Up until now, we’ve been led to believe that the full complement of Aes Sedai at Tar Valon, and the Amyrlin Seat, are strong enough to fix any problem. Elyas then hints that the Aes Sedai are not as powerful as thought, and there are things that make them nervous. He eluded them after all. And they don’t understand what Elyas is. He also is the first to name the Black Ajah, before we’re even clear on what Ajahs are (if you didn’t read New Spring, that is).
Funny how Moiraine vastly underestimates what Forsaken can and cannot do. Moving a thousand Trollocs? Ridiculous.

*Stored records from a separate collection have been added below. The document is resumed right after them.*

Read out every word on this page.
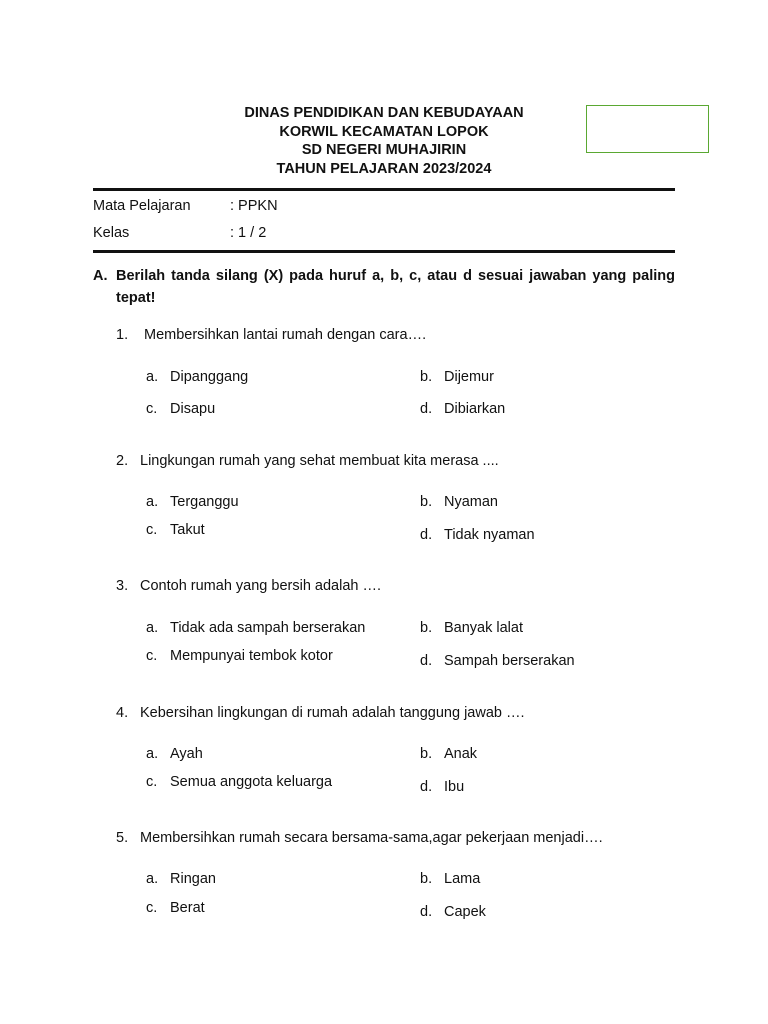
DINAS PENDIDIKAN DAN KEBUDAYAAN
KORWIL KECAMATAN LOPOK
SD NEGERI MUHAJIRIN
TAHUN PELAJARAN 2023/2024
Mata Pelajaran	: PPKN
Kelas	: 1 / 2
A. Berilah tanda silang (X) pada huruf a, b, c, atau d sesuai jawaban yang paling tepat!
1. Membersihkan lantai rumah dengan cara….
a. Dipanggang	b. Dijemur
c. Disapu	d. Dibiarkan
2. Lingkungan rumah yang sehat membuat kita merasa ....
a. Terganggu	b. Nyaman
c. Takut	d. Tidak nyaman
3. Contoh rumah yang bersih adalah ….
a. Tidak ada sampah berserakan	b. Banyak lalat
c. Mempunyai tembok kotor	d. Sampah berserakan
4. Kebersihan lingkungan di rumah adalah tanggung jawab ….
a. Ayah	b. Anak
c. Semua anggota keluarga	d. Ibu
5. Membersihkan rumah secara bersama-sama,agar pekerjaan menjadi….
a. Ringan	b. Lama
c. Berat	d. Capek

She offers no alternate possibilities.  Also, aside from brief descriptions of Forsaken as channelers serving the Dark One, Dreadlords, we’ve been told little about them.
Notice how Rand and Mat make the mistake of giving away their coins from Moiraine before we are told it is a mistake. Do you think it would work better if Moiraine had revealed to Nynaeve how she tracks the boys before we see the boys hand their coins away? Do you think the reader feels exactly the same emotions in either case? Is one way more horrific? Does the other way create more tension?
Similarly, when they get separated, the character the reader is supposed to worry about is Egwene. Rand wishes he could have helped her, Perrin loses track of her, Moiraine can’t find her. Was this the right choice of character to have the reader focus on? Would you have cared as much had it been one of the others?  
Writing Lessons:
Suggest what is possible, so that when you pull it out of your hat, it is plausible to the reader. Know what you want to accomplish when you split your characters up.